Date Reviewed: 07/14/05
Reviewer: Keith Entringer
Location: Phoenix, AZ

Classics Review:

There are no words that do justice to Triumph and their music. But I will do my best…This album was one of the greatest! “Fight the Good Fight” has long been an inspirational song to me, as well as “Magic Power” and “Follow Your Heart”! The Classics album combined many of my favorites. The music not only rocks…it reaches out and touches my soul.

Date Reviewed: 07/08/05
Reviewer: Dolly
Location: Galveston, TX

Surveillance Review:

This was the last of the albums to be released by the ”classic” Triumph line-up of Gil Moore, Mike Levine and Rik Emmett.
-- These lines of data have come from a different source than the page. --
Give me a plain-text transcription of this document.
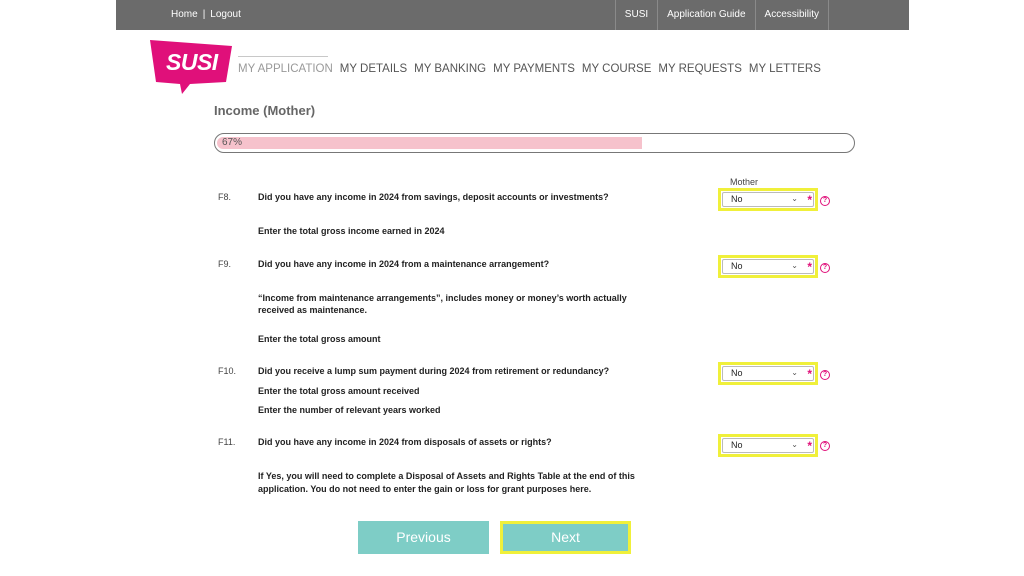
Home | Logout	SUSI	Application Guide	Accessibility
SUSI MY APPLICATION MY DETAILS MY BANKING MY PAYMENTS MY COURSE MY REQUESTS MY LETTERS
Income (Mother)
67%
Mother
F8.	Did you have any income in 2024 from savings, deposit accounts or investments?	No	⌄ *	?
Enter the total gross income earned in 2024
F9.	Did you have any income in 2024 from a maintenance arrangement?	No	⌄ *	?
“Income from maintenance arrangements”, includes money or money’s worth actually
received as maintenance.
Enter the total gross amount
F10. Did you receive a lump sum payment during 2024 from retirement or redundancy?	No	⌄ *	?
Enter the total gross amount received
Enter the number of relevant years worked
F11.	Did you have any income in 2024 from disposals of assets or rights?	No	⌄ *	?
If Yes, you will need to complete a Disposal of Assets and Rights Table at the end of this
application. You do not need to enter the gain or loss for grant purposes here.
Previous	Next
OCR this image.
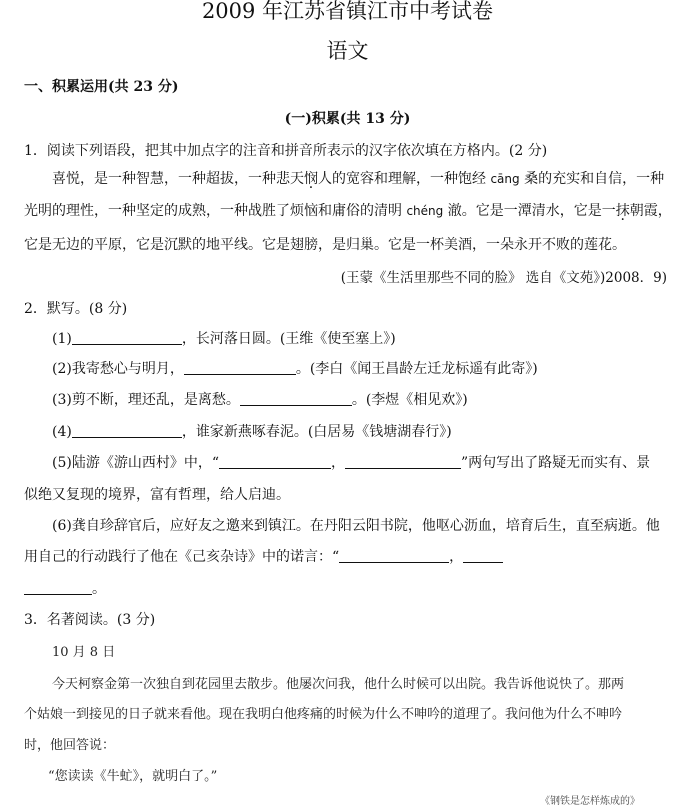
2009 年江苏省镇江市中考试卷
语文
一、积累运用(共 23 分)
(一)积累(共 13 分)
1．阅读下列语段，把其中加点字的注音和拼音所表示的汉字依次填在方格内。(2 分)
喜悦，是一种智慧，一种超拔，一种悲天悯人的宽容和理解，一种饱经 cāng 桑的充实和自信，一种
光明的理性，一种坚定的成熟，一种战胜了烦恼和庸俗的清明 chéng 澈。它是一潭清水，它是一抹朝霞，
它是无边的平原，它是沉默的地平线。它是翅膀，是归巢。它是一杯美酒，一朵永开不败的莲花。
(王蒙《生活里那些不同的脸》 选自《文苑》)2008．9)
2．默写。(8 分)
(1)	，长河落日圆。(王维《使至塞上》)
(2)我寄愁心与明月，	。(李白《闻王昌龄左迁龙标遥有此寄》)
(3)剪不断，理还乱，是离愁。	。(李煜《相见欢》)
(4)	，谁家新燕啄春泥。(白居易《钱塘湖春行》)
(5)陆游《游山西村》中，“	，	”两句写出了路疑无而实有、景
似绝又复现的境界，富有哲理，给人启迪。
(6)龚自珍辞官后，应好友之邀来到镇江。在丹阳云阳书院，他呕心沥血，培育后生，直至病逝。他
用自己的行动践行了他在《己亥杂诗》中的诺言：“	，
。
3．名著阅读。(3 分)
10 月 8 日
今天柯察金第一次独自到花园里去散步。他屡次问我，他什么时候可以出院。我告诉他说快了。那两
个姑娘一到接见的日子就来看他。现在我明白他疼痛的时候为什么不呻吟的道理了。我问他为什么不呻吟
时，他回答说：
“您读读《牛虻》，就明白了。”
《钢铁是怎样炼成的》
After their flirtation with pop, with 1986’s  The Sport of Kings , Triumph come back with guitar-driven rock on this disc. Punch, melodies and hooks dominate the tracks.
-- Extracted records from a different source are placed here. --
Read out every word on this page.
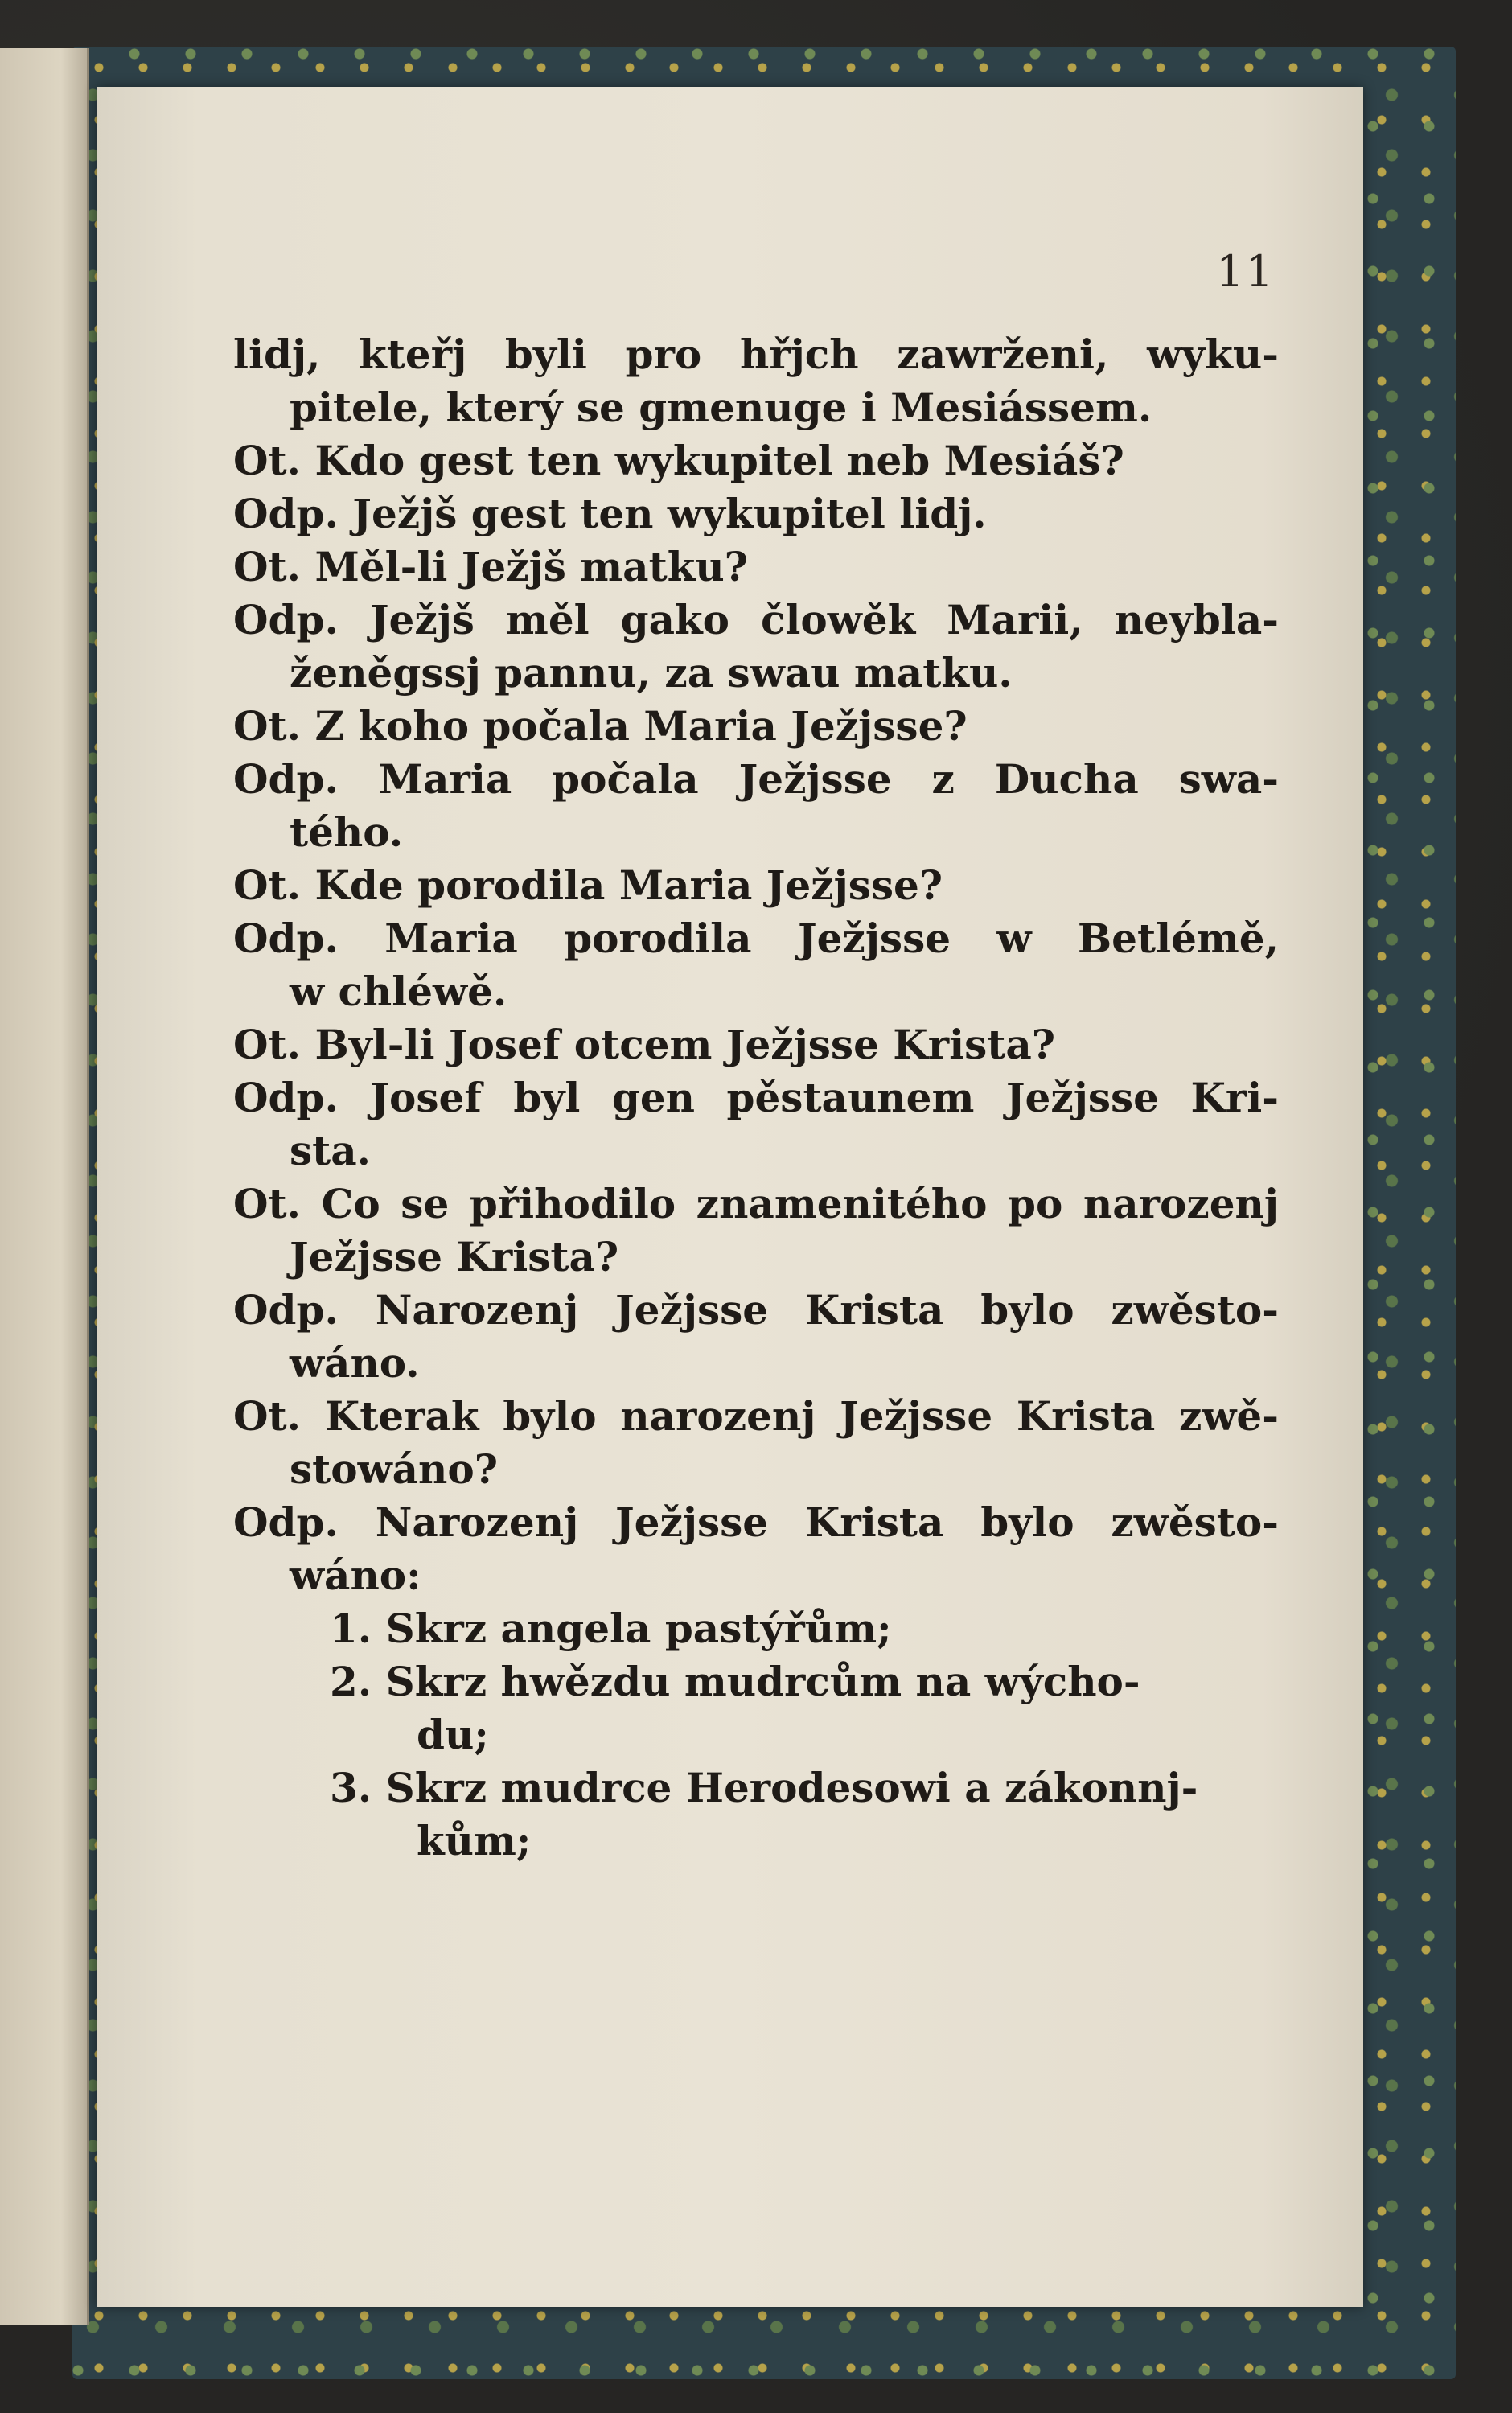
11
lidj, kteřj byli pro hřjch zawrženi, wyku-
pitele, který se gmenuge i Mesiássem.
Ot. Kdo gest ten wykupitel neb Mesiáš?
Odp. Ježjš gest ten wykupitel lidj.
Ot. Měl-li Ježjš matku?
Odp. Ježjš měl gako člowěk Marii, neybla-
ženěgssj pannu, za swau matku.
Ot. Z koho počala Maria Ježjsse?
Odp. Maria počala Ježjsse z Ducha swa-
tého.
Ot. Kde porodila Maria Ježjsse?
Odp. Maria porodila Ježjsse w Betlémě,
w chléwě.
Ot. Byl-li Josef otcem Ježjsse Krista?
Odp. Josef byl gen pěstaunem Ježjsse Kri-
sta.
Ot. Co se přihodilo znamenitého po narozenj
Ježjsse Krista?
Odp. Narozenj Ježjsse Krista bylo zwěsto-
wáno.
Ot. Kterak bylo narozenj Ježjsse Krista zwě-
stowáno?
Odp. Narozenj Ježjsse Krista bylo zwěsto-
wáno:
1. Skrz angela pastýřům;
2. Skrz hwězdu mudrcům na wýcho-
du;
3. Skrz mudrce Herodesowi a zákonnj-
kům;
What is missing though is the cohesiveness between the players. Earlier albums, including the aformentioned Kings , included a more organic lush production. Background vocals used to be easily discernable as members of the band. On Surveillance, many people contribute to the supporting vocals leading to a more muddled sound.

While the guitars are placed back at the forefront, the album suffers from an uneven production quality. Some highlites on the album are: ”Never Say Never”, ”Carry on the Flame” and ”On and On.” Due to this being Rik”s last with the band, this disc is somewhat sentimental to most fans.

Date Reviewed: 06/27/05
Reviewer: Jim Smith
Location: Midland, MI

In the Beginning Review:

Due to repacking in the US, songs from Rock & Roll Machine and In the Beginning were combined to form what became the American release of Rock & Roll Machine . Therefore, many fans below the border had no chance to hear many good cuts that were left off. 24 Hours A Day kicks off the album and the drive doesn’t stop until the thunder storm that closes Blinding Light Show/Moonchild.
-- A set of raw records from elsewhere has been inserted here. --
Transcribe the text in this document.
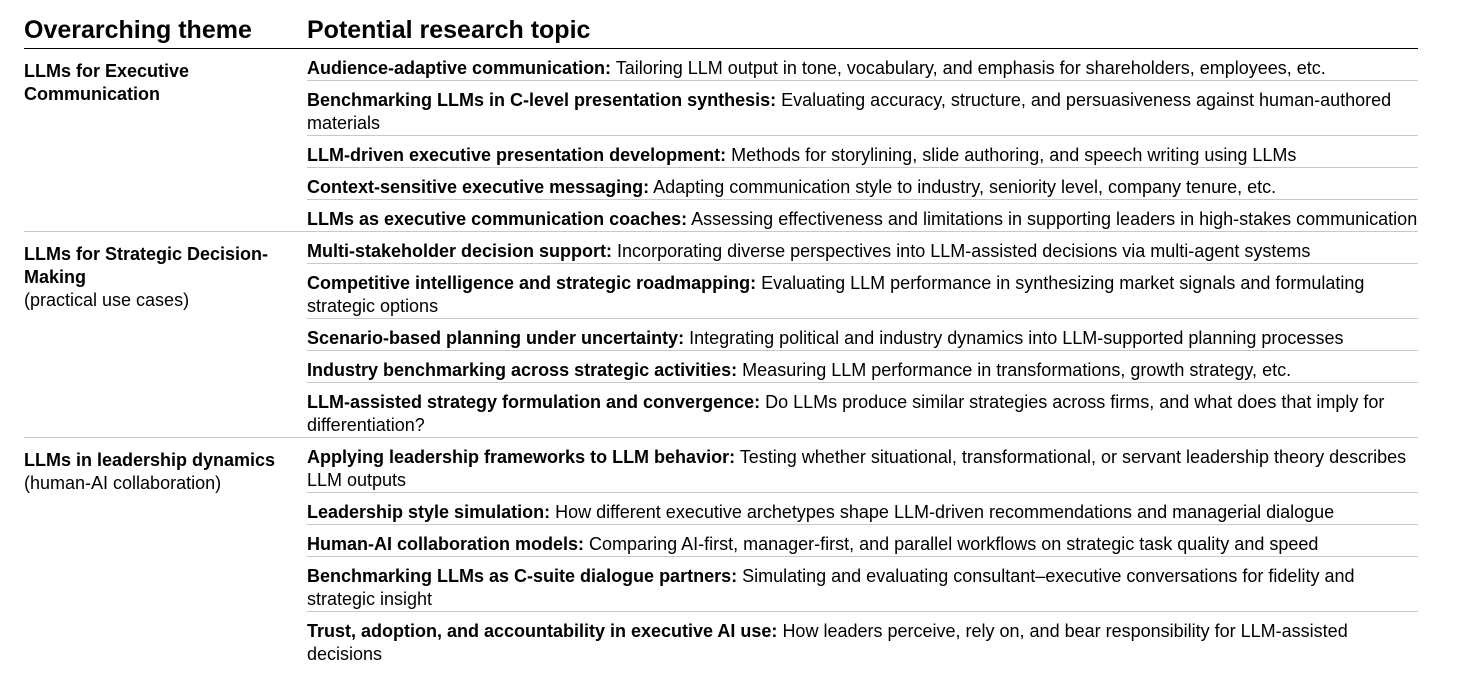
Overarching theme	Potential research topic
LLMs for Executive Communication
Audience-adaptive communication: Tailoring LLM output in tone, vocabulary, and emphasis for shareholders, employees, etc.
Benchmarking LLMs in C-level presentation synthesis: Evaluating accuracy, structure, and persuasiveness against human-authored materials
LLM-driven executive presentation development: Methods for storylining, slide authoring, and speech writing using LLMs
Context-sensitive executive messaging: Adapting communication style to industry, seniority level, company tenure, etc.
LLMs as executive communication coaches: Assessing effectiveness and limitations in supporting leaders in high-stakes communication
LLMs for Strategic Decision-Making
(practical use cases)
Multi-stakeholder decision support: Incorporating diverse perspectives into LLM-assisted decisions via multi-agent systems
Competitive intelligence and strategic roadmapping: Evaluating LLM performance in synthesizing market signals and formulating strategic options
Scenario-based planning under uncertainty: Integrating political and industry dynamics into LLM-supported planning processes
Industry benchmarking across strategic activities: Measuring LLM performance in transformations, growth strategy, etc.
LLM-assisted strategy formulation and convergence: Do LLMs produce similar strategies across firms, and what does that imply for differentiation?
LLMs in leadership dynamics
(human-AI collaboration)
Applying leadership frameworks to LLM behavior: Testing whether situational, transformational, or servant leadership theory describes LLM outputs
Leadership style simulation: How different executive archetypes shape LLM-driven recommendations and managerial dialogue
Human-AI collaboration models: Comparing AI-first, manager-first, and parallel workflows on strategic task quality and speed
Benchmarking LLMs as C-suite dialogue partners: Simulating and evaluating consultant–executive conversations for fidelity and strategic insight
Trust, adoption, and accountability in executive AI use: How leaders perceive, rely on, and bear responsibility for LLM-assisted decisions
The early style of Triumph is laced throughout the entire album, mixing elements of progressive rock with straightforward 70s hard rock. High points on the album are: 24 Hours A Day, Be My Lover, Street Fighter, What’s Another Day of Rock ‘n’Roll and Blinding Light Show/Moonchild.

It can be said of first albums that bands are reaching for what is to come while reaching back into what they know. This album screams Led Zeppelin while it searches ahead for what is to come.

Date Reviewed: 06/27/05
Reviewer: Jim Smith
Location: Midland, MI

Allied Forces Review:

Man, what a Rock and Roll album. This was my introduction to Triumph. I think I wore out two needles for the turntable and at least two albums listening to this one over and over. I am sure I still have the vinyl and possibly the 8-track somewhere. If you are a Triumph fan this is a DEFINITE MUST HAVE ALBUM.